И кто ему поверит, как было на самом деле, когда как раз теперь он поругался с министром? У него и так куча неприятностей, и теперь ещё эта!
Он решает разорвать открытку на мелкие кусочки, но опять задумывается: что если открытку специально для него подложили, чтобы проверить его реакцию? Что если кто-то стоит наверху и наблюдает за ним? Голова у него идёт кругом...
Но и вечно стоять здесь он не может. Он бросается наверх, там никого нет, значит, никто за ним не наблюдал. Он звонит к адвокату, врывается в его бюро, в кабинет, швыряет открытку на стол и выдыхает:
»Вот, что я сейчас обнаружил на лестнице!».
Адвокат бросает взгляд на открытку и закрывает двойную дверь, оставленную Максом открытой. Потом возвращается к письменному столу, берёт в руки открытку и читает медленно и внимательно, тогда как Хартейзен  ходит по комнате взад и вперёд и бросает на него нетерпеливые взгляды.
Открытка прочтена, Толль спрашивает:» Где, ты сказал, ты её нашёл?»
«Здесь, на лестнице, пролётом ниже.»
«На лестнице! Значит на ступеньках?»
«Ах, не придирайся к словам, Эрвин! Нет, не на ступеньках, на подоконнике!»
«Могу я тебя спросить, почему ты мне это «произведение» притащил в бюро?»
Артист с горечью в голосе:»Но что мне было делать? Открытка там лежала, и я случайно её взял.»
«И почему ты её не положил обратно? Это же было бы проще всего!»
«Лифт проезжал мимо, когда я её читал, и мне показалось, что за мной наблюдали. Моя внешность ведь широко известна!»
«Того не легче!» - заключает адвокат с горечью. «И тогда с открыткой в руке ты помчался ко мне?» Артис понуро кивает.
«Нет, мой друг!» - говорит решительно Толль и протягивает ему открытку.
 « Забирай её, пожалуйста. Я не хочу с этим иметь дела. И учти, ты не можешь на меня ссылаться. Я эту открытку не видел. Забирай же её, в конце-то концов!»
Хартейзен, побледнев, смотрит на друга и говорит:»Я думаю, ты не только мой друг, но и адвокат, и защищаешь мои интересы!»
«Не в этом случае, или лучше, больше не защищаю. Ты — неудачник, у тебя большой талант притягивать несчастья. Ты и других в свои несчастья затянешь. Забирай же, наконец, эту несчастную открытку!»
Но Хартейзен, всё ещё с бледным лицом продолжает неподвижно стоять.
После длительного молчания он почти шепчет:
«Я не могу её взять, я боюсь. Последние дни у меня было такое чувство, что за мною наблюдают. Ради Бога, разорви её и выброси куда-нибудь!»

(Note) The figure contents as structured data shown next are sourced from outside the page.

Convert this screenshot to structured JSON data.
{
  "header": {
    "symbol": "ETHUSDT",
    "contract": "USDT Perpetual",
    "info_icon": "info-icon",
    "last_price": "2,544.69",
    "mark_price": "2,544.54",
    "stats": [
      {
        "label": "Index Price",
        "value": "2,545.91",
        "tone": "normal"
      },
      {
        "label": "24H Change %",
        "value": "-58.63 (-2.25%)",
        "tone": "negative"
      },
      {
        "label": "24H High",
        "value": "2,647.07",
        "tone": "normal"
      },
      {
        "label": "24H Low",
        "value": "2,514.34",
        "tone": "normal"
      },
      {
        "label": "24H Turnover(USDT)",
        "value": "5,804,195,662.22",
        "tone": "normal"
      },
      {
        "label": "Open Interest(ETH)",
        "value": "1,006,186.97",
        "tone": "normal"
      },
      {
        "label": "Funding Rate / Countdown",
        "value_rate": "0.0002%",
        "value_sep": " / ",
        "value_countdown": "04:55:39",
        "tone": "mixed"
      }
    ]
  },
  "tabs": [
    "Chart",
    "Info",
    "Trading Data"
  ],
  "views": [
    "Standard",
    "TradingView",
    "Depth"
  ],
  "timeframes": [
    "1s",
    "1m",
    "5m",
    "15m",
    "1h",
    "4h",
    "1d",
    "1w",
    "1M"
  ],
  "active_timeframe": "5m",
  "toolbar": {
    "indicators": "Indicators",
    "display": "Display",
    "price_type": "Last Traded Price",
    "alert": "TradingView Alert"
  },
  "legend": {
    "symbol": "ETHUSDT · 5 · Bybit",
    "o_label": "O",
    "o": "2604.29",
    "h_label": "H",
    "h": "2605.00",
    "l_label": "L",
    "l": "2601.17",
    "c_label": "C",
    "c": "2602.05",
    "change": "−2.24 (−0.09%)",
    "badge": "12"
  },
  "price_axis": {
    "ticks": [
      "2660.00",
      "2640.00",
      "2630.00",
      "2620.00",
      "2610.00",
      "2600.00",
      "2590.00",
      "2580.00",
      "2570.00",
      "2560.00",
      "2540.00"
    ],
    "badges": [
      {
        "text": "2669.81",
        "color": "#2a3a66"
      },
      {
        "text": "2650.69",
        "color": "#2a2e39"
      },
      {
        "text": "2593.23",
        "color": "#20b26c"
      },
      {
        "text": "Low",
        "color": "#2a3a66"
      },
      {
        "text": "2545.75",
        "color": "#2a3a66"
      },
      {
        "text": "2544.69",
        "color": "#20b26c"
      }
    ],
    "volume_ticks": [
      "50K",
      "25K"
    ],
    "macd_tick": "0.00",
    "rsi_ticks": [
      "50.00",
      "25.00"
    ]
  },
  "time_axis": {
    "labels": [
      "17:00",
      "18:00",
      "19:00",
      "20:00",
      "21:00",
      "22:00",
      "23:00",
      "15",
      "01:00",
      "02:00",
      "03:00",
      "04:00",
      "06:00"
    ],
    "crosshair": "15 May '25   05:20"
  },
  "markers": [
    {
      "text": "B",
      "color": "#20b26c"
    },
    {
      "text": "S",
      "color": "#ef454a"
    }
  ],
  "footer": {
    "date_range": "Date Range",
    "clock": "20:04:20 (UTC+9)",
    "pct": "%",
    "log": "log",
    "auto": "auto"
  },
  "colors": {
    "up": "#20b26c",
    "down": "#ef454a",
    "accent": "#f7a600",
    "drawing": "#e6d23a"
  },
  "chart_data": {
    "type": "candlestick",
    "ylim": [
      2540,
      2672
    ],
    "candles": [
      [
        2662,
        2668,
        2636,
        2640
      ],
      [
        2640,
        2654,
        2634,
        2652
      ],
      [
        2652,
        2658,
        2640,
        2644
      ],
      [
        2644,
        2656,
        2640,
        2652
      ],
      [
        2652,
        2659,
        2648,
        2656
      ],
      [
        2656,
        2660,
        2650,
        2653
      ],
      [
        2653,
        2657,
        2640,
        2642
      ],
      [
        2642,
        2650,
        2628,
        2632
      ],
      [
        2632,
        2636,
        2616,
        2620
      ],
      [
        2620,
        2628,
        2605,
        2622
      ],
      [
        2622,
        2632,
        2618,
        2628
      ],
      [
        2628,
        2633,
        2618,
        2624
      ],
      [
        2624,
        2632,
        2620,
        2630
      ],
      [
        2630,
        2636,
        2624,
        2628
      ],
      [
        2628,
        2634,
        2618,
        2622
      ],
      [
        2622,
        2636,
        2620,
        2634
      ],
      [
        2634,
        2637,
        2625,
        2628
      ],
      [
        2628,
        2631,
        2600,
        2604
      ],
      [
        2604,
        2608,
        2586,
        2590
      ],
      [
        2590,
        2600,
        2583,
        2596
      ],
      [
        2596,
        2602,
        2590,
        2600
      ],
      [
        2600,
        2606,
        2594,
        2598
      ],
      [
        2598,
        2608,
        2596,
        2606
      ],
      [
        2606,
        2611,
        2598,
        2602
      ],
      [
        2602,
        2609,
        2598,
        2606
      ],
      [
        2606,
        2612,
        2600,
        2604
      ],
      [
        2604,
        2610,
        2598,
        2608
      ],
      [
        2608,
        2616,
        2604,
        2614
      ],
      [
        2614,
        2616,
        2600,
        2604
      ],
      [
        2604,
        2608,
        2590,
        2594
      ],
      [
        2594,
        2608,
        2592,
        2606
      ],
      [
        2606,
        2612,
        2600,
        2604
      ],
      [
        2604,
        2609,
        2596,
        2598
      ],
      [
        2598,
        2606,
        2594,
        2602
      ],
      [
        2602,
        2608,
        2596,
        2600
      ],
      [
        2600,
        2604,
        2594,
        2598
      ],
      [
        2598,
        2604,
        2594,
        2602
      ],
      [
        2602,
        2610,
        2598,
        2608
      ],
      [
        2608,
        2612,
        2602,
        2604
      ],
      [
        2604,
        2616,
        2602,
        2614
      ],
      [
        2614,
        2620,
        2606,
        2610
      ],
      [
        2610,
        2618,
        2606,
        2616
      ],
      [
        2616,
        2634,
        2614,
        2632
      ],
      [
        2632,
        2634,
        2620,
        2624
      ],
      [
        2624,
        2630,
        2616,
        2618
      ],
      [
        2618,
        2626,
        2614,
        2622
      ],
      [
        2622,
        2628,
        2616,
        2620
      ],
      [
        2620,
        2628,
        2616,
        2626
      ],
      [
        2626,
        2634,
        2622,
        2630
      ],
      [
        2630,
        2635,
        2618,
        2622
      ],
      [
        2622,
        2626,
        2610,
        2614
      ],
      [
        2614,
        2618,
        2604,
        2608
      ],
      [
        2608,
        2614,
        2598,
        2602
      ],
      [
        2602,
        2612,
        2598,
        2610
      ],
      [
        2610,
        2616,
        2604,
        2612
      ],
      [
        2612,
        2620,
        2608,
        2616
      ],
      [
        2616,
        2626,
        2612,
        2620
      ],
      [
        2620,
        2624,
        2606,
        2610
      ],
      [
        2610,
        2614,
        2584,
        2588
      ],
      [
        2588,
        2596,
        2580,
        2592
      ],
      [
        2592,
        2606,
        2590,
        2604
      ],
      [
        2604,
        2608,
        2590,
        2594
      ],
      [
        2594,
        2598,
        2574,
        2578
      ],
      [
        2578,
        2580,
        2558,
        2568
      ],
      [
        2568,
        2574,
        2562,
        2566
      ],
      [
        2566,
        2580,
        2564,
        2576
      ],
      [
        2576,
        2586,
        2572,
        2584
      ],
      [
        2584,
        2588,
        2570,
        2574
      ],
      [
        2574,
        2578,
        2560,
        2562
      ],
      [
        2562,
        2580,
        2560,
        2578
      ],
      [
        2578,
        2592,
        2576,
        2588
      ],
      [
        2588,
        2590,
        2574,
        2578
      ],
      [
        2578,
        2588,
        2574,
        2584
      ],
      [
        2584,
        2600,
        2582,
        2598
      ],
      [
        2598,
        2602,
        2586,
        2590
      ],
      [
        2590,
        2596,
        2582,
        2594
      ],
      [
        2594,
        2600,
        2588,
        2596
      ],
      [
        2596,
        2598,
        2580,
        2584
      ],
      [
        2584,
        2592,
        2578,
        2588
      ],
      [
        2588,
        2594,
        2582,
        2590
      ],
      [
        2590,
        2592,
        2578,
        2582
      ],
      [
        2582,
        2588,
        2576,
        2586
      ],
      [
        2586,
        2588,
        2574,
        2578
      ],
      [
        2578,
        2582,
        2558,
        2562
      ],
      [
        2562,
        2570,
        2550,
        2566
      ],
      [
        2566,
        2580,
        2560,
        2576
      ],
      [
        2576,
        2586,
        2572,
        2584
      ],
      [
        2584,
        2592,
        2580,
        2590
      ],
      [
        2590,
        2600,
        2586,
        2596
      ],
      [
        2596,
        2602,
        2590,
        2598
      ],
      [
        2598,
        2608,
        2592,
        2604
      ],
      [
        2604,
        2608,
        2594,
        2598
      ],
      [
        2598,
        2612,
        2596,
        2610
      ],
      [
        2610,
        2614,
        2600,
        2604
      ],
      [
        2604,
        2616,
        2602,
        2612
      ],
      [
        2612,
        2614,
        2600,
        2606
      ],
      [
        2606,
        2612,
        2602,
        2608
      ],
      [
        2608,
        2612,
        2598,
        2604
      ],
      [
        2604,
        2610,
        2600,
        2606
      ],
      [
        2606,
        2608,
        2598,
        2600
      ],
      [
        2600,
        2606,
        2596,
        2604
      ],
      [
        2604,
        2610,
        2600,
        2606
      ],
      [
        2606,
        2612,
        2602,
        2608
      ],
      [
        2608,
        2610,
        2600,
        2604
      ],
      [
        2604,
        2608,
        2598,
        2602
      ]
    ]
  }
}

«Слишком опасно, мой дорогой! Уборщица может подобрать, и я окажусь втянутым !»
«Сожги!»
«Ты забываешь, что у нас здесь центральное отопление!»
«Возьми спички, сожги над пепельницей. Никто не узнает.»
«Но ты то знаешь.»
Побледневшие, они смотрят друг на друга. Они были друзьями ещё со школьной скамьи,  но вот страх встал между ними, и страх принёс собой недоверие. Молча смотрят они друг на друга.
Он — артист, думает адвокат. М.б. он разыграл передо мной сцену, захотел меня проверить. Получил задание проверить меня на надёжность. Недавно у меня при защите был печальный случай в суде, я едва выкрутился. И с тех пор мне не доверяют...
На сколько Эрвин мой адвокат? - думает артист. В деле с министром он мне не  хочет помочь, и теперь даже готов сказать неправду, мол, он не видел открытку. Он не защищает мои интересы. Он выступает против меня. Кто знает, не его ли это рук дело с открыткой — повсюду рассказывают о подлогах. .. Нет, ерунда, он всегда был моим другом, надёжным человеком...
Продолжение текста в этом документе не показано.